Q learning algorithm:convergence - chunhualiao/public-docs GitHub Wiki

Q learning algorithm

Q-Learning Convergence Analysis

1. Mathematical Proof of Convergence

Q-learning is guaranteed to converge to the optimal policy under these conditions:

Required Conditions (All Met in This Implementation)

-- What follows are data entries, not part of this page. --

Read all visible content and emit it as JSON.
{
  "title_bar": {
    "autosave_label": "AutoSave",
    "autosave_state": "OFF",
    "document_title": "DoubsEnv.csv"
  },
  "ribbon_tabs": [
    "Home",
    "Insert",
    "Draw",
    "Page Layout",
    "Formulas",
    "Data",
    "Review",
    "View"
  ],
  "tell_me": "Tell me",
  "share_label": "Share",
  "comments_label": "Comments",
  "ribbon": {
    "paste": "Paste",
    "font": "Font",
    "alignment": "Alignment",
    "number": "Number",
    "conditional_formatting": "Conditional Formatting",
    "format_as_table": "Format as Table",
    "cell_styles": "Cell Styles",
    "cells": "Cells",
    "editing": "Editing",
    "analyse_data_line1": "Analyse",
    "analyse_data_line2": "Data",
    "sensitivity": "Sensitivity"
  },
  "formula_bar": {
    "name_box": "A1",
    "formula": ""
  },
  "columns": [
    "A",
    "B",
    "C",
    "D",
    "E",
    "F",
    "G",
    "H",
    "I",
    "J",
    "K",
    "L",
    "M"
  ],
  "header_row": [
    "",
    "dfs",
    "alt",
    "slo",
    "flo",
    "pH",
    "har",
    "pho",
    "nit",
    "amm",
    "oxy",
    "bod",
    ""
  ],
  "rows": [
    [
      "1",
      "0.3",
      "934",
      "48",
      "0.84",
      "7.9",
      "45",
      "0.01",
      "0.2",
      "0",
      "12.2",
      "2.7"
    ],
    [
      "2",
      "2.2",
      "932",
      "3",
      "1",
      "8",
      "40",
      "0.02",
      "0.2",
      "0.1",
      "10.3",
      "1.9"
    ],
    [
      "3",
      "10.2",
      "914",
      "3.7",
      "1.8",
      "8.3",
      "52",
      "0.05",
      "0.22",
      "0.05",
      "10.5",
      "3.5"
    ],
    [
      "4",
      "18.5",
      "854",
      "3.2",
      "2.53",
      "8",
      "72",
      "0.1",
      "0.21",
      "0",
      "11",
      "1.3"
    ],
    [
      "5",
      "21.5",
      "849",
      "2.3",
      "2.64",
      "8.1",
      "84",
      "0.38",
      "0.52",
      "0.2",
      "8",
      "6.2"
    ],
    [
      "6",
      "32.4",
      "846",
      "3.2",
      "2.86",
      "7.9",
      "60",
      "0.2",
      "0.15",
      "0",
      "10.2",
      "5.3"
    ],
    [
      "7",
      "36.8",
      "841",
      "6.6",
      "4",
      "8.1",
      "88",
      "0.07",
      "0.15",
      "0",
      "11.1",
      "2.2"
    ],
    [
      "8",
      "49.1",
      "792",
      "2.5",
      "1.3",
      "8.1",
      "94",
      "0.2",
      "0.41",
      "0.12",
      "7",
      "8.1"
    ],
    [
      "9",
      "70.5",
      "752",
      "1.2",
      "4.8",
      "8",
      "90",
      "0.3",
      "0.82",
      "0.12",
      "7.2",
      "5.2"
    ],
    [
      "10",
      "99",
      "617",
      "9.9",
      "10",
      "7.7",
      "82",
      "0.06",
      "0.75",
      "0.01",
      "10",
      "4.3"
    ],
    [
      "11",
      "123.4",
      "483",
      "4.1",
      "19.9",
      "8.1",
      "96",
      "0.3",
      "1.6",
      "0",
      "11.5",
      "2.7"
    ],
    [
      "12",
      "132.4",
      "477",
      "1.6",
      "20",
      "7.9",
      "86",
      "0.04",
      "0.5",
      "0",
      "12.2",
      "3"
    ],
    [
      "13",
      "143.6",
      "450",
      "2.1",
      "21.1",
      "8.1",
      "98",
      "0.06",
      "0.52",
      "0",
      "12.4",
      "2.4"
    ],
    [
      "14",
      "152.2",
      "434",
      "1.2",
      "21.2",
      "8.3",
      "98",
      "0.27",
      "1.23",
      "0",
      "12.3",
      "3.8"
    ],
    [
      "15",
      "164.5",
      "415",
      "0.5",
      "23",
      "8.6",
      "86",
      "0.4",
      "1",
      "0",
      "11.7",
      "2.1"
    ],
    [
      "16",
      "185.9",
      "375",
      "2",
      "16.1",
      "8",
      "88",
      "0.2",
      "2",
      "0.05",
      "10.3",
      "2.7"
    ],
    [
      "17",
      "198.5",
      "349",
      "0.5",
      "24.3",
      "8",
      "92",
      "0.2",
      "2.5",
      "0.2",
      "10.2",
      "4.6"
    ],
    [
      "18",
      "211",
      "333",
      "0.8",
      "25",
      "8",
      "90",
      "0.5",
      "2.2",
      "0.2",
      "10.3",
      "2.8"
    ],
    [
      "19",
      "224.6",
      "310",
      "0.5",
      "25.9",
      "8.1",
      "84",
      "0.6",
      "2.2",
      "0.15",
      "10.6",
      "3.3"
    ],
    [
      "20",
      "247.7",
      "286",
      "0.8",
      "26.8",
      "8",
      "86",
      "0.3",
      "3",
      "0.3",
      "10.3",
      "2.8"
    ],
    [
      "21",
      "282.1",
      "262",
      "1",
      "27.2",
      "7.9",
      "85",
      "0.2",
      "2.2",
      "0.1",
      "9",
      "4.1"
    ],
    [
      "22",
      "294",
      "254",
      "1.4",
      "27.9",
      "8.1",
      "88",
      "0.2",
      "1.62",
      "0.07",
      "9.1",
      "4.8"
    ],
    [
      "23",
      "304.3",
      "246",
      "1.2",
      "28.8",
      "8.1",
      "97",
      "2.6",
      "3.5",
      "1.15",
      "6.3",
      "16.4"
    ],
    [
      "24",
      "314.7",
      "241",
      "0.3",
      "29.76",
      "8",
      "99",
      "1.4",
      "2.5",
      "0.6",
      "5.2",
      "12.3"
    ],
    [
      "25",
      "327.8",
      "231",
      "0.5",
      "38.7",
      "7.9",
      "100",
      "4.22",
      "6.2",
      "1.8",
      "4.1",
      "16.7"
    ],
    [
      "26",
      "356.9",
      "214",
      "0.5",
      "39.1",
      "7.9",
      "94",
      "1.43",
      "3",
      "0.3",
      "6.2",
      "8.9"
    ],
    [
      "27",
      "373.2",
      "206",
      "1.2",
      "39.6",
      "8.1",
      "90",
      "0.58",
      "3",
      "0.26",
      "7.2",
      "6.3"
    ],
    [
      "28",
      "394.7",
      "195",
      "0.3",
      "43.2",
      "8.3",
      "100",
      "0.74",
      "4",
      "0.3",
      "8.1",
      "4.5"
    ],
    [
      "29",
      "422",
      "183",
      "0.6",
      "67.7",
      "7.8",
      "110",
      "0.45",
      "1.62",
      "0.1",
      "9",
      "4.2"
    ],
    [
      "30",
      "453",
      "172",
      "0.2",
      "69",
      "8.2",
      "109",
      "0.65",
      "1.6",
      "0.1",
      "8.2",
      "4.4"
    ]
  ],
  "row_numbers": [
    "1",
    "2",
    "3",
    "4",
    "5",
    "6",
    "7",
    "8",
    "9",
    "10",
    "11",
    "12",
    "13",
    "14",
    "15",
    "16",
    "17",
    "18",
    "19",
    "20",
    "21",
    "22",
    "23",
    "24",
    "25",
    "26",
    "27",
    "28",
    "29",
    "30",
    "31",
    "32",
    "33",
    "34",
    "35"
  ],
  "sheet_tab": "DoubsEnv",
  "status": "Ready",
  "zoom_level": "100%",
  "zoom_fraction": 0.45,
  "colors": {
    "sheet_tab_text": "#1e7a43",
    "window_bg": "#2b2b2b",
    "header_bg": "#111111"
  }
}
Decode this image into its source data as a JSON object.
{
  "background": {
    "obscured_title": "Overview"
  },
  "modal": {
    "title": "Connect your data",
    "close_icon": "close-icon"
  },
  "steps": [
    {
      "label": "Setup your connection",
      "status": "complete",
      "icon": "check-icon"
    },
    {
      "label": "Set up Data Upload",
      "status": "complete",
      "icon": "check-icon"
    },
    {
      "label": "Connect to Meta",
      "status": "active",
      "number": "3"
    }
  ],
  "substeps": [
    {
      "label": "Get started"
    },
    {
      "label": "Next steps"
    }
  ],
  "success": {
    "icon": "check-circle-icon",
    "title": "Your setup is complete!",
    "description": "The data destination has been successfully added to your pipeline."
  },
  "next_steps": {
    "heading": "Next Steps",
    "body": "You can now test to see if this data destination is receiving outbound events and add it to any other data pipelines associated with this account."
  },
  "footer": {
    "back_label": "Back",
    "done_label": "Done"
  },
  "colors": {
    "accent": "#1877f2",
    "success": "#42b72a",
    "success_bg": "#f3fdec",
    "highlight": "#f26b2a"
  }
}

  1. Finite States and Actions

    • States: 25 (5×5 grid)
    • Actions: 4 (up, down, left, right)
    • ✓ Both are finite
  2. All State-Action Pairs Visited Infinitely Often

    • Epsilon-greedy policy ensures this:
    exploration_rate = max(0.01, exploration_rate - 0.001)
    
    • Never goes below 1% chance of random exploration
    • ✓ Ensures all pairs will be visited
  3. Rewards are Bounded

    • Rewards are either 0 or 1
    • ✓ Clearly bounded
  4. Markov Property

    • Next state depends only on current state and action
    • No hidden dependencies
    • ✓ Grid world is fully observable

2. Practical Convergence Mechanism

Value Propagation Example

Let's trace how values propagate backward from the goal:

  1. Initial State

    Goal (24): Reward = 1
    Adjacent to goal (23, 19): Q-values = 0
    All other states: Q-values = 0
    
  2. After First Goal Discovery

    # At state 23 (next to goal), action Right
    new_q = 0 + 0.1 * (1 + 0.9 * 0 - 0)
    # new_q = 0.1
    
  3. Value Propagation

    # Two steps from goal (state 22)
    # After several visits:
    new_q = 0 + 0.1 * (0 + 0.9 * 0.1 - 0)
    # new_q ≈ 0.009
    

Convergence Pattern

The Q-values stabilize in this pattern:

  1. Goal state actions → highest values
  2. States near goal → high values
  3. Distant states → lower but stable values

Example Q-value progression for state 23, action Right:

0 → 0.1 → 0.19 → 0.271 → 0.344 → 0.409 → ... → 0.9

3. Bellman Equation Satisfaction

The algorithm converges when it satisfies the Bellman equation:

Q(s,a) = R(s,a) + γ * max[Q(s',a')]

For our implementation:

# At convergence (example numbers):
state = 23  # One step from goal
action = 3  # Right
reward = 0  # Step reward
next_state = 24  # Goal
gamma = 0.9

# Bellman equation satisfied:
Q[23,3] = 0 + 0.9 * max(Q[24,:])
0.9 = 0 + 0.9 * 1.0

4. Practical Verification

To verify convergence:

  1. Q-value changes become minimal
  2. Policy becomes stable
  3. Average rewards stabilize

Example convergence check:

old_q = q_table.copy()
# After update
max_change = np.max(np.abs(q_table - old_q))
if max_change < 0.001:
    print("Converged!")